Like a lot of people in Paris, Adrian Moore is obsessed with food. He also has a taste for writing, as evidenced by his blog “Not a Gastronomic Circlejerk,” where he recounts his gourmet adventures in the City of Light. But although he’s gained a loyal following in cyberspace and picked up regular freelance stints for travel guides, Moore’s life as a foodie is not enough to lure him away from the duties of his regular job.

By day, and often by night, Moore is a concierge at the Georges V Four Seasons Hotel. Which means he sources Birkin bags, elusive fashion show invitations and personal tours of Coco Chanel’s private apartments. For top clients, he’s even managed to import an entire showroom on occasion. In fact, Moore, who was born in Canada to British parents, is so skilled at fulfilling guests’ every wish that British magazine Monocle voted him Best Concierge in the World.

This story first appeared in the March 2, 2009 issue of WWD. Subscribe Today.

“I like to think I’m just doing my job,” he says. “I’m a people person, so helping out comes easily. Sometimes it’s just a matter of helping [clients] make up their own minds.”

Moore’s gig as a concierge has its perks. It’s an ideal perch for getting the inside scoop on gourmet goings-on around the city. Some of the stories he’s currently tracking are right under his nose: the arrival at Le Cinq of two-star chef Eric Briffard, whom hotel management hopes will reclaim a third star for its restaurant. Others are further afield. Moore is also following Jadis, voted best bistro of the year by guide “Le Fooding”; Glou in the 3rd arrondissement, whose owner is the director of Cuisine TV, and the upcoming arrival of American wunderchef Daniel Rose’s new Spring, which is decamping from the 9th to larger quarters in a new arrondissement.

When he’s not at his post at the hotel, Moore says he spends more time in restaurants than doing anything else, “which means I also spend a lot of time trying not to let my passion drive me into debt,” he laughs.
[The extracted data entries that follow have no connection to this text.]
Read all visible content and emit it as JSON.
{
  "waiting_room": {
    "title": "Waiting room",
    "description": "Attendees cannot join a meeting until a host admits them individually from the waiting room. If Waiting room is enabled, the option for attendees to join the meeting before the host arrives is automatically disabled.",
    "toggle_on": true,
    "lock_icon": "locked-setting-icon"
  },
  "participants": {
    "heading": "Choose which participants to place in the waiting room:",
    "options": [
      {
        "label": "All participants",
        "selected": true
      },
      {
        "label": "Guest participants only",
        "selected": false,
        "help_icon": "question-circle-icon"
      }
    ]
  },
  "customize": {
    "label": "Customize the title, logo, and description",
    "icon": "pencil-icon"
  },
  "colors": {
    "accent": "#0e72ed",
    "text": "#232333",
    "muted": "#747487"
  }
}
But falling into debt isn’t a worry for everyone, even these days, and scoring a table at some of the city’s top restaurants still takes work. “Sometimes I have to explain to [restaurants] that the Russian clients I’m trying to book for are going to drop 60,000 euros for dinner,” he says. And he’s not kidding: “A couple bottles of 1947 Cheval Blanc and there you are.”